Amazon.com blew away the retail market in part because it dared to invest in search technology. The main reason I go to Amazon and not other vendors is because I’ll almost definitely find what I’m looking for. In fact, Amazon may suggest what I want before I get around to searching for it. (Though, I have to say that Amazon.com’s recommendations are now falling behind the curve.) Yet many retailers still use the built-in search in their commerce suite and then wonder why customer conversion and engagement is off. (Hint: Customers can’t find anything to buy.)

Meanwhile, many companies continue to keep old-style enterprise search products. Some of these products aren’t even maintained, belonging to dead or acquired companies. Most people still operate with bookmarks. So if you move some of your data to SaaS solutions, move some of your data to PaaS solutions, move some of your data to IaaS solutions and across multiple vendors’ cloud platforms while maintaining some of your data behind the firewall—yeah, no one is going to find anything!

How to redefine “integration”

To address what Linthicum raised in his post, we need to do is redefine “integration” for the distributed and cloud computing era.

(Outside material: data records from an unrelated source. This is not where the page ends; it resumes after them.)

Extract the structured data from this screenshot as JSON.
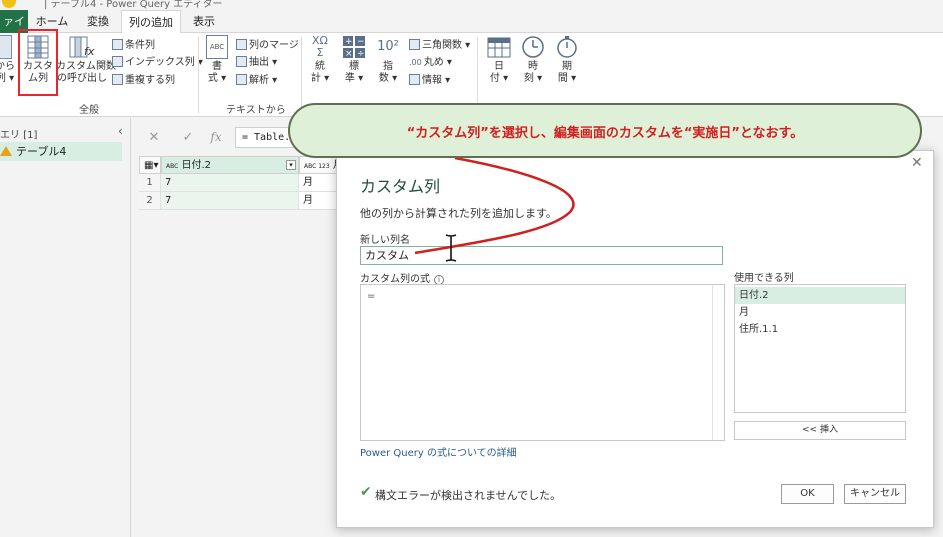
{
  "title_bar": {
    "text": "| テーブル4 - Power Query エディター"
  },
  "tabs": [
    {
      "label": "ァイル"
    },
    {
      "label": "ホーム"
    },
    {
      "label": "変換"
    },
    {
      "label": "列の追加"
    },
    {
      "label": "表示"
    }
  ],
  "ribbon": {
    "from_example_label": "から\n列 ▾",
    "custom_column_label": "カスタ\nム列",
    "invoke_custom_function_label": "カスタム関数\nの呼び出し",
    "conditional_column": "条件列",
    "index_column": "インデックス列 ▾",
    "duplicate_column": "重複する列",
    "group_general": "全般",
    "format_label": "書\n式 ▾",
    "merge_columns": "列のマージ",
    "extract": "抽出 ▾",
    "parse": "解析 ▾",
    "group_text": "テキストから",
    "statistics_label": "統\n計 ▾",
    "standard_label": "標\n準 ▾",
    "scientific_label": "指\n数 ▾",
    "trig": "三角関数 ▾",
    "rounding": "丸め ▾",
    "information": "情報 ▾",
    "date_label": "日\n付 ▾",
    "time_label": "時\n刻 ▾",
    "duration_label": "期\n間 ▾",
    "icon_format_text": "ABC",
    "icon_extract_text": "ABC 123",
    "icon_stats_text": "XΩ Σ",
    "icon_scientific_text": "10²",
    "icon_rounding_text": ".00"
  },
  "left_panel": {
    "header": "エリ [1]",
    "query_name": "テーブル4"
  },
  "formula_bar": {
    "text": "= Table.",
    "fx": "fx"
  },
  "grid": {
    "columns": [
      {
        "type": "ABC",
        "name": "日付.2"
      },
      {
        "type": "ABC 123",
        "name": "月"
      }
    ],
    "rows": [
      {
        "num": "1",
        "cells": [
          "7",
          "月"
        ]
      },
      {
        "num": "2",
        "cells": [
          "7",
          "月"
        ]
      }
    ]
  },
  "callout": {
    "text": "“カスタム列”を選択し、編集画面のカスタムを“実施日”となおす。"
  },
  "dialog": {
    "title": "カスタム列",
    "subtitle": "他の列から計算された列を追加します。",
    "new_column_label": "新しい列名",
    "new_column_value": "カスタム",
    "formula_label": "カスタム列の式",
    "formula_value": "=",
    "available_columns_label": "使用できる列",
    "available_columns": [
      "日付.2",
      "月",
      "住所.1.1"
    ],
    "insert_button": "<< 挿入",
    "learn_more_link": "Power Query の式についての詳細",
    "status": "構文エラーが検出されませんでした。",
    "ok_button": "OK",
    "cancel_button": "キャンセル"
  },
  "colors": {
    "accent_green": "#217346",
    "callout_fill": "#dff0d8",
    "callout_text": "#d21f1f",
    "highlight_red": "#e8262b"
  }
}
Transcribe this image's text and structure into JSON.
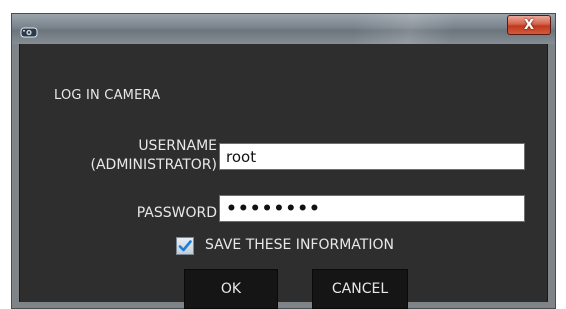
{
  "dialog": {
    "close_label": "X",
    "heading": "LOG IN CAMERA"
  },
  "form": {
    "username_label_line1": "USERNAME",
    "username_label_line2": "(ADMINISTRATOR)",
    "username_value": "root",
    "password_label": "PASSWORD",
    "password_value": "password",
    "save_info_label": "SAVE THESE INFORMATION",
    "save_info_checked": true
  },
  "buttons": {
    "ok": "OK",
    "cancel": "CANCEL"
  },
  "icons": {
    "app": "camera-icon",
    "close": "close-icon",
    "check": "check-icon"
  },
  "colors": {
    "dialog_background": "#2e2e2e",
    "button_background": "#151515",
    "close_button": "#c0391f",
    "checkmark": "#1c7fd6",
    "text": "#e8e8e8"
  }
}
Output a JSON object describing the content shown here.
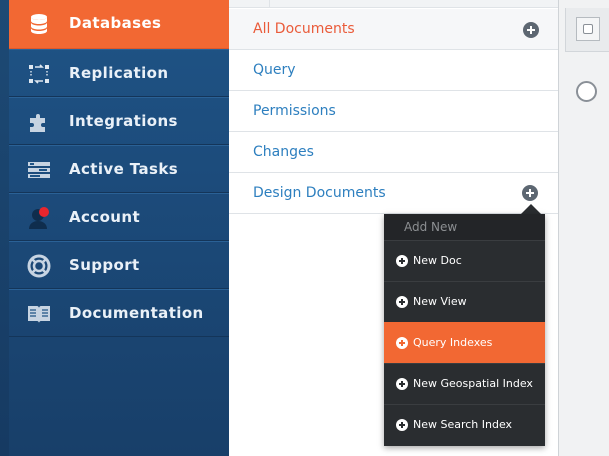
{
  "sidebar": {
    "items": [
      {
        "label": "Databases",
        "icon": "database-icon",
        "active": true
      },
      {
        "label": "Replication",
        "icon": "replication-icon"
      },
      {
        "label": "Integrations",
        "icon": "puzzle-icon"
      },
      {
        "label": "Active Tasks",
        "icon": "tasks-icon"
      },
      {
        "label": "Account",
        "icon": "user-icon"
      },
      {
        "label": "Support",
        "icon": "lifebuoy-icon"
      },
      {
        "label": "Documentation",
        "icon": "book-icon"
      }
    ]
  },
  "docs_nav": {
    "items": [
      {
        "label": "All Documents"
      },
      {
        "label": "Query"
      },
      {
        "label": "Permissions"
      },
      {
        "label": "Changes"
      },
      {
        "label": "Design Documents"
      }
    ]
  },
  "add_new_menu": {
    "header": "Add New",
    "items": [
      {
        "label": "New Doc"
      },
      {
        "label": "New View"
      },
      {
        "label": "Query Indexes",
        "selected": true
      },
      {
        "label": "New Geospatial Index"
      },
      {
        "label": "New Search Index"
      }
    ]
  },
  "colors": {
    "accent": "#f26833",
    "sidebar_blue": "#1f5486",
    "link_blue": "#2d7fbf",
    "menu_dark": "#2a2d30",
    "notification_red": "#e8262d"
  }
}
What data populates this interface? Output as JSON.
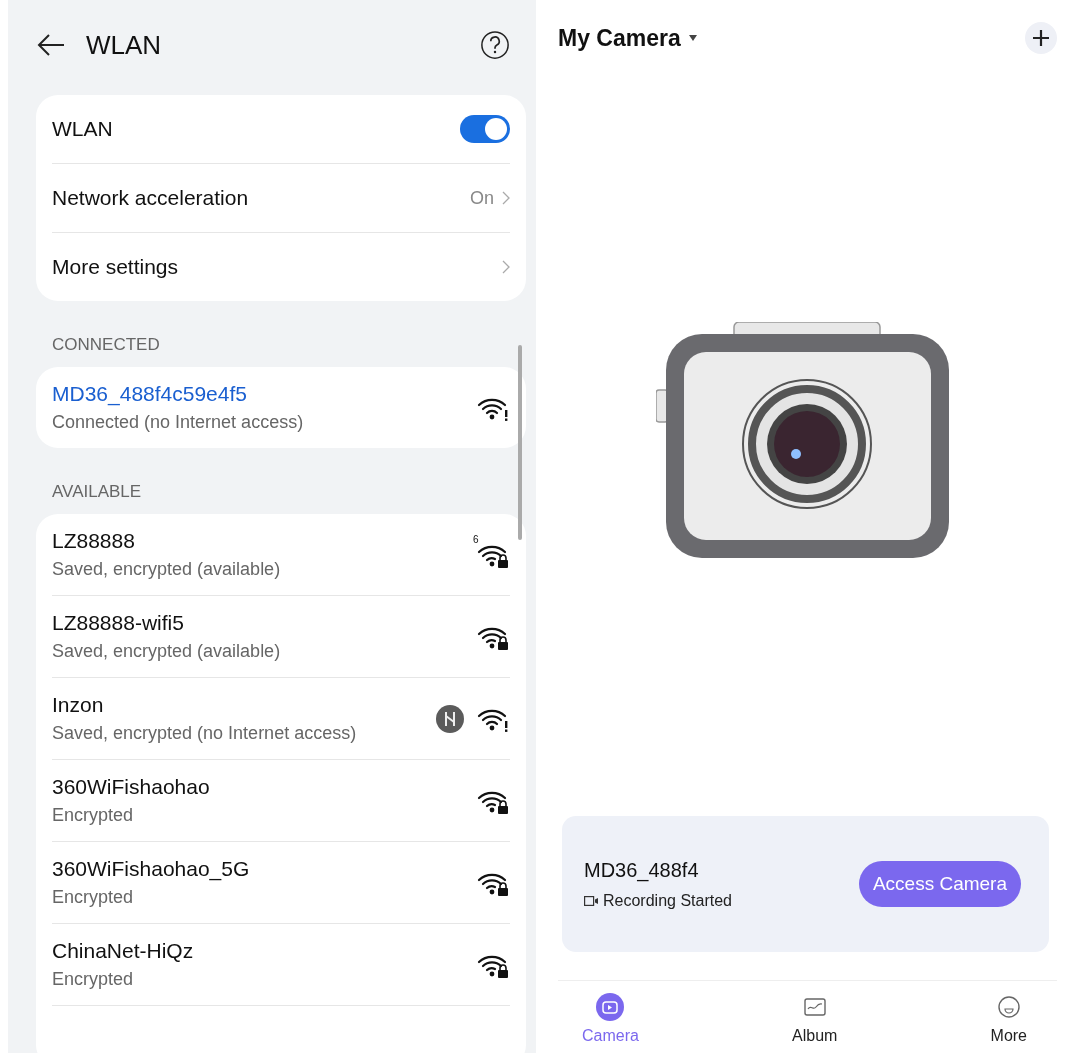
{
  "settings": {
    "title": "WLAN",
    "toggles": [
      {
        "kind": "switch",
        "label": "WLAN",
        "on": true
      },
      {
        "kind": "link",
        "label": "Network acceleration",
        "value": "On"
      },
      {
        "kind": "link",
        "label": "More settings"
      }
    ],
    "connected_header": "CONNECTED",
    "connected": {
      "name": "MD36_488f4c59e4f5",
      "status": "Connected (no Internet access)",
      "kind": "alert"
    },
    "available_header": "AVAILABLE",
    "available": [
      {
        "name": "LZ88888",
        "status": "Saved, encrypted (available)",
        "kind": "lock",
        "badge": "6",
        "shared": false
      },
      {
        "name": "LZ88888-wifi5",
        "status": "Saved, encrypted (available)",
        "kind": "lock",
        "shared": false
      },
      {
        "name": "Inzon",
        "status": "Saved, encrypted (no Internet access)",
        "kind": "alert",
        "shared": true
      },
      {
        "name": "360WiFishaohao",
        "status": "Encrypted",
        "kind": "lock",
        "shared": false
      },
      {
        "name": "360WiFishaohao_5G",
        "status": "Encrypted",
        "kind": "lock",
        "shared": false
      },
      {
        "name": "ChinaNet-HiQz",
        "status": "Encrypted",
        "kind": "lock",
        "shared": false
      }
    ]
  },
  "camera_app": {
    "title": "My Camera",
    "device": {
      "name": "MD36_488f4",
      "status": "Recording Started",
      "button": "Access Camera"
    },
    "nav": [
      {
        "label": "Camera",
        "selected": true
      },
      {
        "label": "Album",
        "selected": false
      },
      {
        "label": "More",
        "selected": false
      }
    ]
  }
}
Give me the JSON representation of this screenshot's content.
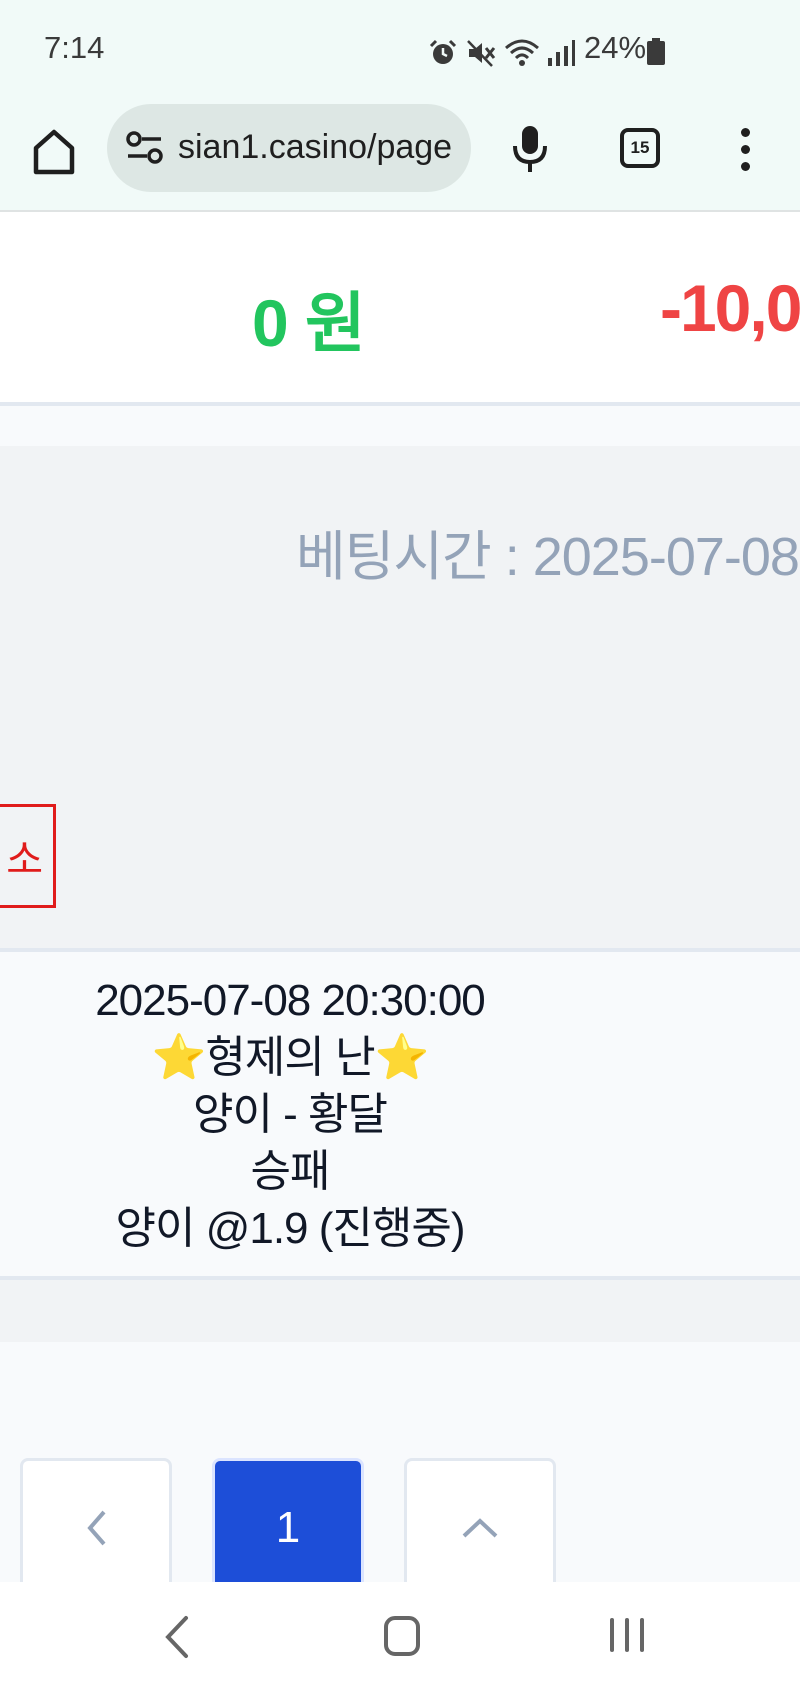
{
  "status_bar": {
    "time": "7:14",
    "battery": "24%",
    "icons": [
      "alarm-icon",
      "mute-icon",
      "wifi-icon",
      "signal-icon",
      "battery-icon"
    ]
  },
  "browser": {
    "url": "sian1.casino/page",
    "tab_count": "15",
    "icons": [
      "home-icon",
      "site-settings-icon",
      "mic-icon",
      "tabs-icon",
      "menu-icon"
    ]
  },
  "summary": {
    "win_amount": "0 원",
    "loss_amount": "-10,0",
    "colors": {
      "win": "#22c55e",
      "loss": "#ef4444"
    }
  },
  "bet": {
    "bet_time": "베팅시간 : 2025-07-08",
    "cancel_label": "소",
    "match_time": "2025-07-08 20:30:00",
    "league": "⭐형제의 난⭐",
    "teams": "양이 - 황달",
    "market": "승패",
    "pick": "양이 @1.9 (진행중)"
  },
  "pagination": {
    "prev_label": "<",
    "current_page": "1",
    "top_label": "^",
    "accent": "#1d4ed8"
  },
  "nav_bar": {
    "icons": [
      "back-icon",
      "home-icon",
      "recents-icon"
    ]
  }
}
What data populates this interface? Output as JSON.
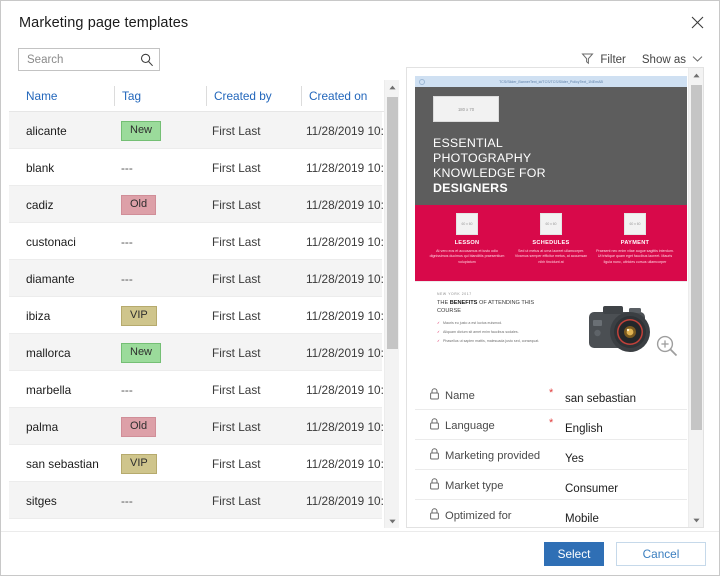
{
  "dialog": {
    "title": "Marketing page templates",
    "close_icon": "close-icon"
  },
  "search": {
    "placeholder": "Search",
    "value": "",
    "icon": "search-icon"
  },
  "toolbar": {
    "filter_label": "Filter",
    "filter_icon": "filter-funnel-icon",
    "show_as_label": "Show as",
    "show_as_icon": "chevron-down-icon"
  },
  "table": {
    "columns": [
      "Name",
      "Tag",
      "Created by",
      "Created on"
    ],
    "header_color": "#2266bb",
    "rows": [
      {
        "name": "alicante",
        "tag": "New",
        "tag_style": "new",
        "created_by": "First Last",
        "created_on": "11/28/2019 10:..."
      },
      {
        "name": "blank",
        "tag": "---",
        "tag_style": "none",
        "created_by": "First Last",
        "created_on": "11/28/2019 10:..."
      },
      {
        "name": "cadiz",
        "tag": "Old",
        "tag_style": "old",
        "created_by": "First Last",
        "created_on": "11/28/2019 10:..."
      },
      {
        "name": "custonaci",
        "tag": "---",
        "tag_style": "none",
        "created_by": "First Last",
        "created_on": "11/28/2019 10:..."
      },
      {
        "name": "diamante",
        "tag": "---",
        "tag_style": "none",
        "created_by": "First Last",
        "created_on": "11/28/2019 10:..."
      },
      {
        "name": "ibiza",
        "tag": "VIP",
        "tag_style": "vip",
        "created_by": "First Last",
        "created_on": "11/28/2019 10:..."
      },
      {
        "name": "mallorca",
        "tag": "New",
        "tag_style": "new",
        "created_by": "First Last",
        "created_on": "11/28/2019 10:..."
      },
      {
        "name": "marbella",
        "tag": "---",
        "tag_style": "none",
        "created_by": "First Last",
        "created_on": "11/28/2019 10:..."
      },
      {
        "name": "palma",
        "tag": "Old",
        "tag_style": "old",
        "created_by": "First Last",
        "created_on": "11/28/2019 10:..."
      },
      {
        "name": "san sebastian",
        "tag": "VIP",
        "tag_style": "vip",
        "created_by": "First Last",
        "created_on": "11/28/2019 10:..."
      },
      {
        "name": "sitges",
        "tag": "---",
        "tag_style": "none",
        "created_by": "First Last",
        "created_on": "11/28/2019 10:..."
      }
    ],
    "tag_colors": {
      "new": "#9bdb9b",
      "old": "#dda0a8",
      "vip": "#cfc58c"
    }
  },
  "preview": {
    "browser_url": "TCS/Slider_BannerText_id/TCS/TCS/Slider_PolicyText_1NEmAB",
    "logo_placeholder": "180 x 70",
    "hero_lines": [
      "ESSENTIAL",
      "PHOTOGRAPHY",
      "KNOWLEDGE FOR"
    ],
    "hero_bold_line": "DESIGNERS",
    "band_color": "#d8094a",
    "hero_color": "#5d5d5d",
    "band_columns": [
      {
        "placeholder": "60 x 60",
        "heading": "LESSON",
        "body": "At vero eos et accusamus et iusto odio dignissimos ducimus qui blanditiis praesentium voluptatum"
      },
      {
        "placeholder": "60 x 60",
        "heading": "SCHEDULES",
        "body": "Sed ut metus at urna laoreet ullamcorper. Vivamus semper efficitur metus, at accumsan nibh tincidunt at"
      },
      {
        "placeholder": "60 x 60",
        "heading": "PAYMENT",
        "body": "Praesent nec enim vitae augue sagittis interdum. Ut tristique quam eget faucibus laoreet. Mauris ligula nunc, ultricies cursus ullamcorper"
      }
    ],
    "lower": {
      "eyebrow": "NEW YORK 2017",
      "title_prefix": "THE ",
      "title_bold": "BENEFITS",
      "title_suffix": " OF ATTENDING THIS COURSE",
      "bullets": [
        "Mauris eu justo a est luctus euismod.",
        "Aliquam dictum sit amet enim faucibus sodales.",
        "Phasellus ut sapien mattis, malesuada justo sed, consequat."
      ],
      "image_alt": "dslr-camera-photo",
      "zoom_icon": "magnifier-zoom-icon"
    }
  },
  "properties": [
    {
      "label": "Name",
      "required": "*",
      "value": "san sebastian",
      "icon": "lock-icon"
    },
    {
      "label": "Language",
      "required": "*",
      "value": "English",
      "icon": "lock-icon"
    },
    {
      "label": "Marketing provided",
      "required": "",
      "value": "Yes",
      "icon": "lock-icon"
    },
    {
      "label": "Market type",
      "required": "",
      "value": "Consumer",
      "icon": "lock-icon"
    },
    {
      "label": "Optimized for",
      "required": "",
      "value": "Mobile",
      "icon": "lock-icon"
    }
  ],
  "footer": {
    "select_label": "Select",
    "cancel_label": "Cancel",
    "select_color": "#2f6fb5"
  }
}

Data integration used to mean just that: grabbing all the data and dumping it into a big, fat, single area. First this was with databases, then data warehouses, and then Hadoop. Ironically, we moved further away from indexed technology when doing this.

Now, integration must mean that we can index and find the data where it lives, deduplicate it, and derive a result. To find a single source of truth, we need to capture timestamps and source IDs.

To integrate, we need a single search solution that can reach our on-premises data and our cloud data. The worst thing we can do is deploy a search tool that only searches one source of data, serves only one use case, or can’t be used behind our firewall.

In the cloud era, we need to look at search to be the glue that lets us find the data and analyze it together, no matter where it lives. We can’t just dump everything into one place; we need tools to let us get to exactly the right data where it lives.